February 8 2016: Excavation at the Hatchery

The Hatchery is a place where we move turtle nests to if they’ve laid their eggs in a bad spot.  It is a fenced-in patch of sand with some equipment.

The Hatchery
The Hatchery

Volunteers guard the hatchery all night, every night.  I’ve done a couple of shifts.  It’s pleasant, low-pressure work.  You sit in the dark in the middle of the hatchery with a companion and a mosquito coil for company.  The sky is really black and the Milky Way is really bright.  There is usually a cool breeze.  I spend a lot of my time on my back, studying the stars through my binoculars.  Orion, the Pleiades, and Jupiter are especially good viewing.  The two-way radio is on so you can hear the patrols on the beach telling each other  where they are and if there are any turtles.  Since the hatchery is the end point for two of the beach patrols, volunteers on patrol drop by about once an hour for a visit.  Every half hour you check the nests to see if any baby turtles have crawled out of the sand, but this rarely happens.  Once in a while you scan the fence line with your flashlight for raccoons.  After five or six hours somebody comes to relieve you.

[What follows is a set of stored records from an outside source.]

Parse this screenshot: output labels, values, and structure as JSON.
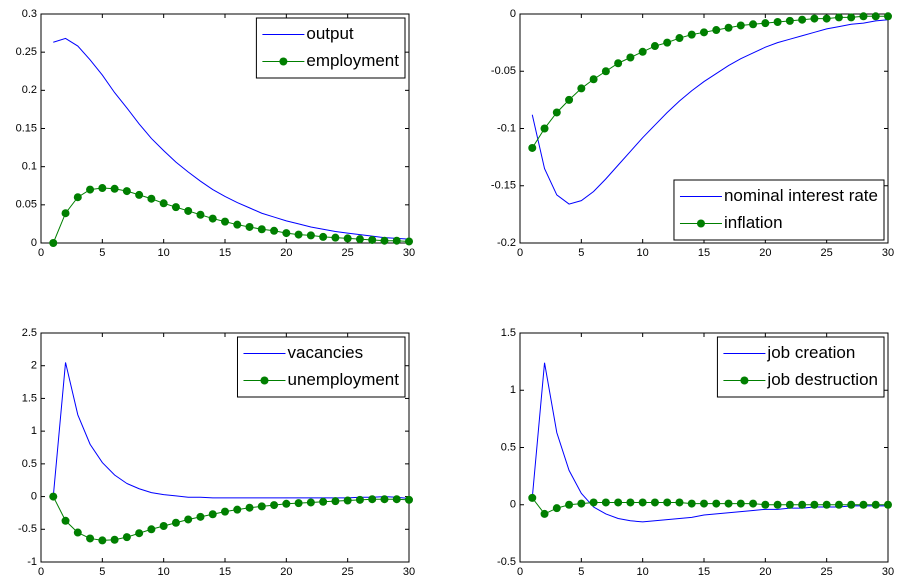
{
  "chart_data": [
    {
      "type": "line",
      "legend": "upper right",
      "x": [
        1,
        2,
        3,
        4,
        5,
        6,
        7,
        8,
        9,
        10,
        11,
        12,
        13,
        14,
        15,
        16,
        17,
        18,
        19,
        20,
        21,
        22,
        23,
        24,
        25,
        26,
        27,
        28,
        29,
        30
      ],
      "xlim": [
        0,
        30
      ],
      "xticks": [
        0,
        5,
        10,
        15,
        20,
        25,
        30
      ],
      "ylim": [
        0,
        0.3
      ],
      "yticks": [
        0,
        0.05,
        0.1,
        0.15,
        0.2,
        0.25,
        0.3
      ],
      "series": [
        {
          "name": "output",
          "color": "#0000ff",
          "marker": false,
          "values": [
            0.263,
            0.268,
            0.258,
            0.24,
            0.22,
            0.197,
            0.177,
            0.156,
            0.137,
            0.121,
            0.106,
            0.093,
            0.081,
            0.07,
            0.061,
            0.053,
            0.046,
            0.039,
            0.034,
            0.029,
            0.025,
            0.021,
            0.018,
            0.015,
            0.013,
            0.011,
            0.009,
            0.007,
            0.006,
            0.005
          ]
        },
        {
          "name": "employment",
          "color": "#007f00",
          "marker": true,
          "values": [
            0,
            0.039,
            0.06,
            0.07,
            0.072,
            0.071,
            0.068,
            0.063,
            0.058,
            0.052,
            0.047,
            0.042,
            0.037,
            0.032,
            0.028,
            0.024,
            0.021,
            0.018,
            0.016,
            0.013,
            0.011,
            0.01,
            0.008,
            0.007,
            0.006,
            0.005,
            0.004,
            0.003,
            0.003,
            0.002
          ]
        }
      ]
    },
    {
      "type": "line",
      "legend": "lower right",
      "x": [
        1,
        2,
        3,
        4,
        5,
        6,
        7,
        8,
        9,
        10,
        11,
        12,
        13,
        14,
        15,
        16,
        17,
        18,
        19,
        20,
        21,
        22,
        23,
        24,
        25,
        26,
        27,
        28,
        29,
        30
      ],
      "xlim": [
        0,
        30
      ],
      "xticks": [
        0,
        5,
        10,
        15,
        20,
        25,
        30
      ],
      "ylim": [
        -0.2,
        0
      ],
      "yticks": [
        -0.2,
        -0.15,
        -0.1,
        -0.05,
        0
      ],
      "series": [
        {
          "name": "nominal interest rate",
          "color": "#0000ff",
          "marker": false,
          "values": [
            -0.088,
            -0.135,
            -0.158,
            -0.166,
            -0.163,
            -0.155,
            -0.144,
            -0.132,
            -0.12,
            -0.108,
            -0.097,
            -0.086,
            -0.076,
            -0.067,
            -0.059,
            -0.052,
            -0.045,
            -0.039,
            -0.034,
            -0.029,
            -0.025,
            -0.022,
            -0.019,
            -0.016,
            -0.013,
            -0.011,
            -0.009,
            -0.008,
            -0.006,
            -0.005
          ]
        },
        {
          "name": "inflation",
          "color": "#007f00",
          "marker": true,
          "values": [
            -0.117,
            -0.1,
            -0.086,
            -0.075,
            -0.065,
            -0.057,
            -0.05,
            -0.043,
            -0.038,
            -0.033,
            -0.028,
            -0.025,
            -0.021,
            -0.018,
            -0.016,
            -0.014,
            -0.012,
            -0.01,
            -0.009,
            -0.008,
            -0.007,
            -0.006,
            -0.005,
            -0.004,
            -0.004,
            -0.003,
            -0.003,
            -0.002,
            -0.002,
            -0.002
          ]
        }
      ]
    },
    {
      "type": "line",
      "legend": "upper right",
      "x": [
        1,
        2,
        3,
        4,
        5,
        6,
        7,
        8,
        9,
        10,
        11,
        12,
        13,
        14,
        15,
        16,
        17,
        18,
        19,
        20,
        21,
        22,
        23,
        24,
        25,
        26,
        27,
        28,
        29,
        30
      ],
      "xlim": [
        0,
        30
      ],
      "xticks": [
        0,
        5,
        10,
        15,
        20,
        25,
        30
      ],
      "ylim": [
        -1,
        2.5
      ],
      "yticks": [
        -1,
        -0.5,
        0,
        0.5,
        1,
        1.5,
        2,
        2.5
      ],
      "series": [
        {
          "name": "vacancies",
          "color": "#0000ff",
          "marker": false,
          "values": [
            0,
            2.05,
            1.25,
            0.8,
            0.52,
            0.33,
            0.2,
            0.12,
            0.06,
            0.03,
            0.01,
            -0.01,
            -0.01,
            -0.02,
            -0.02,
            -0.02,
            -0.02,
            -0.02,
            -0.02,
            -0.02,
            -0.02,
            -0.02,
            -0.02,
            -0.02,
            -0.02,
            -0.01,
            -0.01,
            0,
            -0.01,
            -0.03
          ]
        },
        {
          "name": "unemployment",
          "color": "#007f00",
          "marker": true,
          "values": [
            0,
            -0.37,
            -0.55,
            -0.64,
            -0.67,
            -0.66,
            -0.62,
            -0.56,
            -0.5,
            -0.45,
            -0.4,
            -0.35,
            -0.31,
            -0.27,
            -0.23,
            -0.2,
            -0.17,
            -0.15,
            -0.13,
            -0.11,
            -0.1,
            -0.09,
            -0.08,
            -0.07,
            -0.06,
            -0.05,
            -0.04,
            -0.04,
            -0.04,
            -0.05
          ]
        }
      ]
    },
    {
      "type": "line",
      "legend": "upper right",
      "x": [
        1,
        2,
        3,
        4,
        5,
        6,
        7,
        8,
        9,
        10,
        11,
        12,
        13,
        14,
        15,
        16,
        17,
        18,
        19,
        20,
        21,
        22,
        23,
        24,
        25,
        26,
        27,
        28,
        29,
        30
      ],
      "xlim": [
        0,
        30
      ],
      "xticks": [
        0,
        5,
        10,
        15,
        20,
        25,
        30
      ],
      "ylim": [
        -0.5,
        1.5
      ],
      "yticks": [
        -0.5,
        0,
        0.5,
        1,
        1.5
      ],
      "series": [
        {
          "name": "job creation",
          "color": "#0000ff",
          "marker": false,
          "values": [
            0.06,
            1.24,
            0.63,
            0.3,
            0.1,
            -0.02,
            -0.08,
            -0.12,
            -0.14,
            -0.15,
            -0.14,
            -0.13,
            -0.12,
            -0.11,
            -0.09,
            -0.08,
            -0.07,
            -0.06,
            -0.05,
            -0.04,
            -0.04,
            -0.03,
            -0.03,
            -0.02,
            -0.02,
            -0.02,
            -0.01,
            -0.01,
            -0.01,
            -0.01
          ]
        },
        {
          "name": "job destruction",
          "color": "#007f00",
          "marker": true,
          "values": [
            0.06,
            -0.08,
            -0.03,
            0,
            0.01,
            0.02,
            0.02,
            0.02,
            0.02,
            0.02,
            0.02,
            0.02,
            0.02,
            0.01,
            0.01,
            0.01,
            0.01,
            0.01,
            0.01,
            0,
            0,
            0,
            0,
            0,
            0,
            0,
            0,
            0,
            0,
            0
          ]
        }
      ]
    }
  ]
}
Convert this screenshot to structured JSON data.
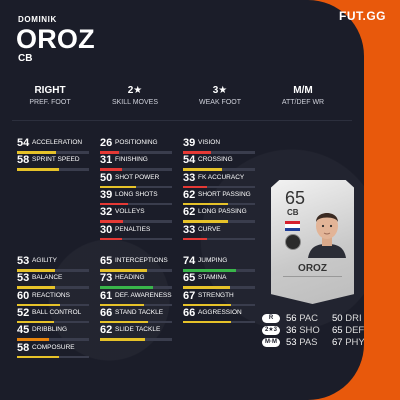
{
  "player": {
    "first_name": "DOMINIK",
    "last_name": "OROZ",
    "position": "CB"
  },
  "brand": {
    "logo": "FUT.GG"
  },
  "info": [
    {
      "value": "RIGHT",
      "label": "PREF. FOOT"
    },
    {
      "value": "2★",
      "label": "SKILL MOVES"
    },
    {
      "value": "3★",
      "label": "WEAK FOOT"
    },
    {
      "value": "M/M",
      "label": "ATT/DEF WR"
    }
  ],
  "colors": {
    "accent": "#e8590c",
    "panel": "#1b1d29",
    "green": "#39b54a",
    "yellow": "#e6c229",
    "orange": "#e8840c",
    "red": "#e53935"
  },
  "stat_groups": [
    {
      "stats": [
        {
          "value": "54",
          "label": "ACCELERATION"
        },
        {
          "value": "58",
          "label": "SPRINT SPEED"
        }
      ]
    },
    {
      "stats": [
        {
          "value": "26",
          "label": "POSITIONING"
        },
        {
          "value": "31",
          "label": "FINISHING"
        },
        {
          "value": "50",
          "label": "SHOT POWER"
        },
        {
          "value": "39",
          "label": "LONG SHOTS"
        },
        {
          "value": "32",
          "label": "VOLLEYS"
        },
        {
          "value": "30",
          "label": "PENALTIES"
        }
      ]
    },
    {
      "stats": [
        {
          "value": "39",
          "label": "VISION"
        },
        {
          "value": "54",
          "label": "CROSSING"
        },
        {
          "value": "33",
          "label": "FK ACCURACY"
        },
        {
          "value": "62",
          "label": "SHORT PASSING"
        },
        {
          "value": "62",
          "label": "LONG PASSING"
        },
        {
          "value": "33",
          "label": "CURVE"
        }
      ]
    },
    {
      "stats": [
        {
          "value": "53",
          "label": "AGILITY"
        },
        {
          "value": "53",
          "label": "BALANCE"
        },
        {
          "value": "60",
          "label": "REACTIONS"
        },
        {
          "value": "52",
          "label": "BALL CONTROL"
        },
        {
          "value": "45",
          "label": "DRIBBLING"
        },
        {
          "value": "58",
          "label": "COMPOSURE"
        }
      ]
    },
    {
      "stats": [
        {
          "value": "65",
          "label": "INTERCEPTIONS"
        },
        {
          "value": "73",
          "label": "HEADING"
        },
        {
          "value": "61",
          "label": "DEF. AWARENESS"
        },
        {
          "value": "66",
          "label": "STAND TACKLE"
        },
        {
          "value": "62",
          "label": "SLIDE TACKLE"
        }
      ]
    },
    {
      "stats": [
        {
          "value": "74",
          "label": "JUMPING"
        },
        {
          "value": "65",
          "label": "STAMINA"
        },
        {
          "value": "67",
          "label": "STRENGTH"
        },
        {
          "value": "66",
          "label": "AGGRESSION"
        }
      ]
    }
  ],
  "card": {
    "rating": "65",
    "position": "CB",
    "name": "OROZ",
    "flag_colors": [
      "#d5202e",
      "#ffffff",
      "#1f3f99"
    ],
    "badges": [
      "R",
      "2★3",
      "M·M"
    ],
    "stats_left": [
      {
        "value": "56",
        "label": "PAC"
      },
      {
        "value": "36",
        "label": "SHO"
      },
      {
        "value": "53",
        "label": "PAS"
      }
    ],
    "stats_right": [
      {
        "value": "50",
        "label": "DRI"
      },
      {
        "value": "65",
        "label": "DEF"
      },
      {
        "value": "67",
        "label": "PHY"
      }
    ]
  }
}
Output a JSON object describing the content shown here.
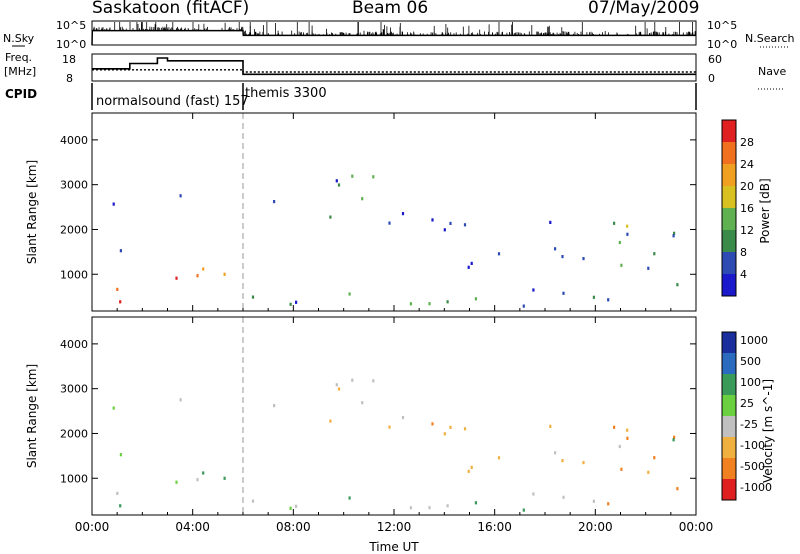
{
  "header": {
    "station": "Saskatoon (fitACF)",
    "beam": "Beam 06",
    "date": "07/May/2009"
  },
  "panels": {
    "nsky": {
      "left_label": "N.Sky",
      "right_label": "N.Search",
      "left_ticks": [
        "10^5",
        "10^0"
      ],
      "right_ticks": [
        "10^5",
        "10^0"
      ]
    },
    "freq": {
      "left_label_1": "Freq.",
      "left_label_2": "[MHz]",
      "right_label": "Nave",
      "left_ticks": [
        "18",
        "8"
      ],
      "right_ticks": [
        "60",
        "0"
      ]
    },
    "cpid": {
      "label": "CPID",
      "modes": [
        {
          "name": "normalsound (fast) 157",
          "start_h": 0,
          "end_h": 6
        },
        {
          "name": "themis 3300",
          "start_h": 6,
          "end_h": 24
        }
      ]
    }
  },
  "colors": {
    "power": [
      "#1a1acc",
      "#2e4bb3",
      "#3a8a4a",
      "#5fb050",
      "#d8c020",
      "#f0a020",
      "#f07020",
      "#e02020"
    ],
    "velocity": [
      "#1a2e9e",
      "#2a6abf",
      "#3a9a5a",
      "#6ad040",
      "#c0c0c0",
      "#f0b040",
      "#f08020",
      "#e02020"
    ]
  },
  "chart_data": [
    {
      "type": "line",
      "title": "N.Sky / N.Search",
      "x_range_hours": [
        0,
        24
      ],
      "y_scale": "log",
      "ylim": [
        1,
        100000
      ],
      "series": [
        {
          "name": "N.Sky",
          "x": [
            0,
            0.01,
            6,
            6.01,
            24
          ],
          "y": [
            1,
            1000,
            1000,
            100,
            100
          ]
        }
      ]
    },
    {
      "type": "line",
      "title": "Freq. [MHz]",
      "x_range_hours": [
        0,
        24
      ],
      "ylim": [
        8,
        18
      ],
      "series": [
        {
          "name": "Freq",
          "x": [
            0,
            1.5,
            1.5,
            2.6,
            2.6,
            3.0,
            3.0,
            6.0,
            6.0,
            24
          ],
          "y": [
            12.5,
            12.5,
            14.5,
            14.5,
            16.5,
            16.5,
            15.5,
            15.5,
            10.5,
            10.5
          ]
        },
        {
          "name": "Nave",
          "x": [
            0,
            6,
            6,
            24
          ],
          "y": [
            25,
            25,
            20,
            20
          ]
        }
      ]
    },
    {
      "type": "heatmap",
      "title": "Power",
      "ylabel": "Slant Range [km]",
      "xlabel": "Time UT",
      "colorbar_label": "Power [dB]",
      "colorbar_ticks": [
        4,
        8,
        12,
        16,
        20,
        24,
        28
      ],
      "x_ticks": [
        "00:00",
        "04:00",
        "08:00",
        "12:00",
        "16:00",
        "20:00",
        "00:00"
      ],
      "y_ticks": [
        1000,
        2000,
        3000,
        4000
      ],
      "ylim": [
        180,
        4600
      ],
      "xlim_hours": [
        0,
        24
      ]
    },
    {
      "type": "heatmap",
      "title": "Velocity",
      "ylabel": "Slant Range [km]",
      "xlabel": "Time UT",
      "colorbar_label": "Velocity [m s^-1]",
      "colorbar_ticks": [
        "1000",
        "500",
        "100",
        "25",
        "-25",
        "-100",
        "-500",
        "-1000"
      ],
      "x_ticks": [
        "00:00",
        "04:00",
        "08:00",
        "12:00",
        "16:00",
        "20:00",
        "00:00"
      ],
      "y_ticks": [
        1000,
        2000,
        3000,
        4000
      ],
      "ylim": [
        180,
        4600
      ],
      "xlim_hours": [
        0,
        24
      ]
    }
  ]
}
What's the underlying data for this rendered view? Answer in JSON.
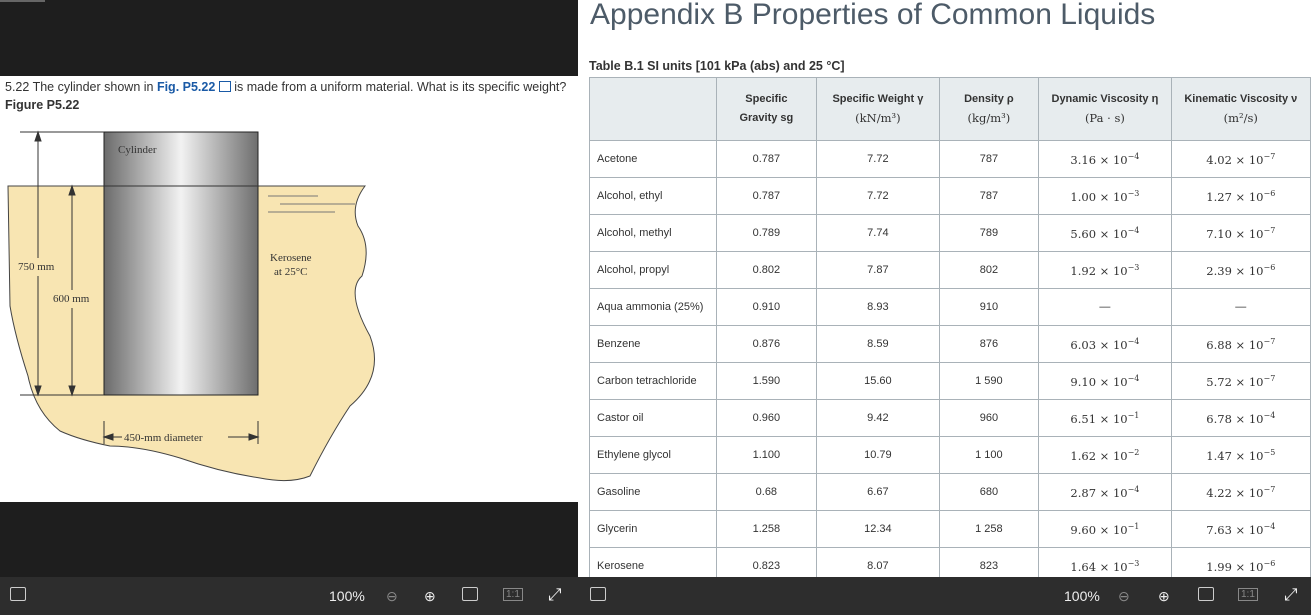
{
  "problem": {
    "text_before": "5.22 The cylinder shown in ",
    "link": "Fig. P5.22",
    "text_after": " is made from a uniform material. What is its specific weight?",
    "figure_label": "Figure P5.22"
  },
  "figure": {
    "cylinder": "Cylinder",
    "liquid": "Kerosene",
    "liquid_temp": "at 25°C",
    "height_total": "750 mm",
    "height_submerged": "600 mm",
    "diameter": "450-mm diameter"
  },
  "appendix": {
    "title": "Appendix B Properties of Common Liquids",
    "caption": "Table B.1 SI units [101 kPa (abs) and 25 °C]",
    "header": [
      [
        "Specific",
        "Gravity sg"
      ],
      [
        "Specific Weight γ",
        "(kN/m³)"
      ],
      [
        "Density ρ",
        "(kg/m³)"
      ],
      [
        "Dynamic Viscosity η",
        "(Pa · s)"
      ],
      [
        "Kinematic Viscosity ν",
        "(m²/s)"
      ]
    ],
    "rows": [
      [
        "Acetone",
        "0.787",
        "7.72",
        "787",
        {
          "base": "3.16 × 10",
          "exp": "−4"
        },
        {
          "base": "4.02 × 10",
          "exp": "−7"
        }
      ],
      [
        "Alcohol, ethyl",
        "0.787",
        "7.72",
        "787",
        {
          "base": "1.00 × 10",
          "exp": "−3"
        },
        {
          "base": "1.27 × 10",
          "exp": "−6"
        }
      ],
      [
        "Alcohol, methyl",
        "0.789",
        "7.74",
        "789",
        {
          "base": "5.60 × 10",
          "exp": "−4"
        },
        {
          "base": "7.10 × 10",
          "exp": "−7"
        }
      ],
      [
        "Alcohol, propyl",
        "0.802",
        "7.87",
        "802",
        {
          "base": "1.92 × 10",
          "exp": "−3"
        },
        {
          "base": "2.39 × 10",
          "exp": "−6"
        }
      ],
      [
        "Aqua ammonia (25%)",
        "0.910",
        "8.93",
        "910",
        "—",
        "—"
      ],
      [
        "Benzene",
        "0.876",
        "8.59",
        "876",
        {
          "base": "6.03 × 10",
          "exp": "−4"
        },
        {
          "base": "6.88 × 10",
          "exp": "−7"
        }
      ],
      [
        "Carbon tetrachloride",
        "1.590",
        "15.60",
        "1 590",
        {
          "base": "9.10 × 10",
          "exp": "−4"
        },
        {
          "base": "5.72 × 10",
          "exp": "−7"
        }
      ],
      [
        "Castor oil",
        "0.960",
        "9.42",
        "960",
        {
          "base": "6.51 × 10",
          "exp": "−1"
        },
        {
          "base": "6.78 × 10",
          "exp": "−4"
        }
      ],
      [
        "Ethylene glycol",
        "1.100",
        "10.79",
        "1 100",
        {
          "base": "1.62 × 10",
          "exp": "−2"
        },
        {
          "base": "1.47 × 10",
          "exp": "−5"
        }
      ],
      [
        "Gasoline",
        "0.68",
        "6.67",
        "680",
        {
          "base": "2.87 × 10",
          "exp": "−4"
        },
        {
          "base": "4.22 × 10",
          "exp": "−7"
        }
      ],
      [
        "Glycerin",
        "1.258",
        "12.34",
        "1 258",
        {
          "base": "9.60 × 10",
          "exp": "−1"
        },
        {
          "base": "7.63 × 10",
          "exp": "−4"
        }
      ],
      [
        "Kerosene",
        "0.823",
        "8.07",
        "823",
        {
          "base": "1.64 × 10",
          "exp": "−3"
        },
        {
          "base": "1.99 × 10",
          "exp": "−6"
        }
      ]
    ]
  },
  "toolbar_left": {
    "zoom": "100%",
    "actual": "1:1"
  },
  "toolbar_right": {
    "zoom": "100%",
    "actual": "1:1"
  }
}
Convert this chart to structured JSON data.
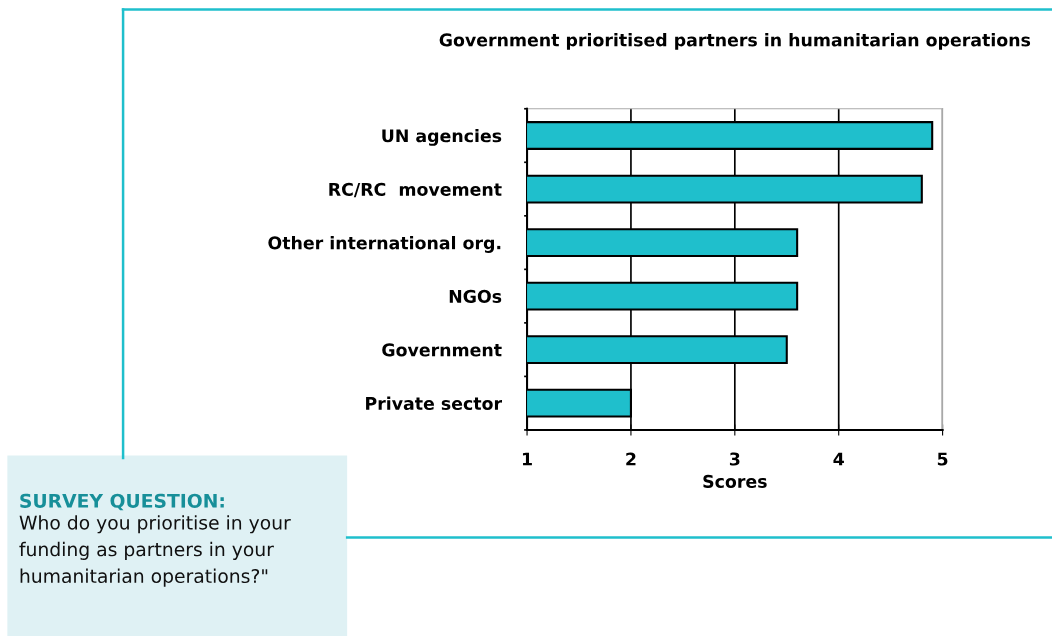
{
  "chart_data": {
    "type": "bar",
    "orientation": "horizontal",
    "title": "Government prioritised partners in humanitarian operations",
    "xlabel": "Scores",
    "categories": [
      "UN agencies",
      "RC/RC  movement",
      "Other international org.",
      "NGOs",
      "Government",
      "Private sector"
    ],
    "values": [
      4.9,
      4.8,
      3.6,
      3.6,
      3.5,
      2.0
    ],
    "color": "#1fbfcc",
    "xlim": [
      1,
      5
    ],
    "xticks": [
      1,
      2,
      3,
      4,
      5
    ],
    "grid": "x",
    "legend": false,
    "annotations": [
      "SURVEY QUESTION:",
      "Who do you prioritise in your\nfunding as partners in your\nhumanitarian operations?\""
    ]
  }
}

Excavation at the Hatchery
Excavation at the Hatchery

Yesterday we were in the hatchery to excavate a nest that never hatched.  This happens sometimes; nobody knows exactly why.  We dig up all the eggs (they are buried arms-length deep) and open them up to see how far they developed.  For these ones, they didn’t get very far.  Maybe they were too hot, or too dry, or the turtle just wasn’t very fertile.  There are some things we still don’t understand about turtle reproduction.  We have a lot of successes at the Hatchery, though.